Do ad hominem à erosão da responsabilidade

No atual panorama do discurso político nacional e local, assistimos a uma inversão perversa da dialética clássica. A crítica é frequentemente recebida não como um contributo, mas como uma declaração de guerra. Esta resistência manifesta-se através de uma tríade perniciosa: o ataque pessoal (ad hominem), a negação da responsabilidade e o isolamento na sobranceria hierárquica.

O recurso ao ataque pessoal é o sintoma mais evidente da debilidade argumentativa. Quando o conteúdo de uma crítica é sólido, o recetor, incapaz de o refutar logicamente, opta por assassinar o carácter do emissor (“matar o mensageiro”, como prosaicamente costumamos dizer).

Na esfera política, este fenómeno é exacerbado pela polarização. Se um erro de gestão é apontado, a resposta padrão não é a análise dos dados, mas a catalogação do crítico como “opositor” ou “ressentido”. Admitir um erro exige que o indivíduo aceite uma imagem de si mesmo que não corresponde à sua idealização de competência. Para evitar o desconforto desta tensão, prefere-se atribuir a culpa a fatores externos, a interpretações erradas ou, no limite, a uma intenção malévola de quem critica.

A sobranceria, ou o que os gregos chamavam de húbris, é, por estes dias, algo tão comum no debate político que nos questionamos se a forma não pretende subvalorizar o conteúdo e torná-lo imune ao contraditório. Os decisores políticos devem saber lidar com visões contrárias, pois um líder que não desce do seu palácio de cristal torna-se refém da sua própria infalibilidade fictícia. Enquanto a crítica for encarada como uma afronta pessoal e não como um instrumento de aferição, continuaremos reféns de lideranças frágeis que confundem autoridade com autoritarismo.

Um dos aspetos mais desoladores do panorama atual é a formação de “exércitos” de subordinados e seguidores.
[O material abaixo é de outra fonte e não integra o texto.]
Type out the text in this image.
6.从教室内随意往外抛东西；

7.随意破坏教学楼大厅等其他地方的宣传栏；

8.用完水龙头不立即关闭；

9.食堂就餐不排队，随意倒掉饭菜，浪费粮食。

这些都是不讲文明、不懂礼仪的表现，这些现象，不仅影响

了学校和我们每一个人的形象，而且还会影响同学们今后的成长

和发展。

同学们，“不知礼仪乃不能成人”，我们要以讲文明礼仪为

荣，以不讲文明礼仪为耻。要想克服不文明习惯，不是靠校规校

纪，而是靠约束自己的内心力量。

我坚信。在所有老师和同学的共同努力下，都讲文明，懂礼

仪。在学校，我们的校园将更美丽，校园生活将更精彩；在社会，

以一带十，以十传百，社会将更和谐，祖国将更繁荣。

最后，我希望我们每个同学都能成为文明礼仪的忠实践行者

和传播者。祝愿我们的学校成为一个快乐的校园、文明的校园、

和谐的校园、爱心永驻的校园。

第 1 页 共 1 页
Estes grupos não funcionam como filtros de qualidade, mas como câmaras ressonância e escudos humanos. Quando há críticas, estes seguidores não param para analisar os argumentos da parte contrária, mas limitam-se a “defender a sua dama” com uma ferocidade cega. Isto preocupa-me, pois, a lealdade acrítica anula o pensamento individual. Queremos tribos ou indivíduos com pensamento crítico? Ter pessoas com ideias diferentes, sem medo de as expressar, abertas ao contraditório e à critica enriquece qualquer instituição, incluindo partidos e movimento políticos.

Ressalvo, no entanto, que o peso da integridade não recai apenas sobre quem recebe a crítica. Por vezes, a crítica é mal fundamentada, enviesada ou movida por interesses que nada têm a ver com a melhoria da realidade. Exige-se, igualmente, que quem critica saiba retratar-se de forma honesta e célere quando percebe que errou. Se persiste num erro óbvio por mera teimosia ou estratégia, as suas intervenções futuras serão lidas como meros artifícios mediáticos ou ataques políticos. A autoridade moral para apontar o dedo a outrem advém da capacidade de apontar o dedo a si mesmo quando o erro é próprio.

Em suma, enquanto o ego for maior do que o desejo de aprender, continuaremos presos num ciclo de ataques e defesas que nada constroem. É necessário exercer uma cidadania institucional que privilegie a solução em detrimento da retaliação. Quando o “exército de seguidores” abdica do pensamento crítico para proteger o líder, ou quando quem critica o faz apenas por artifício mediático, ambos estão a falhar a sua responsabilidade para com o bem comum.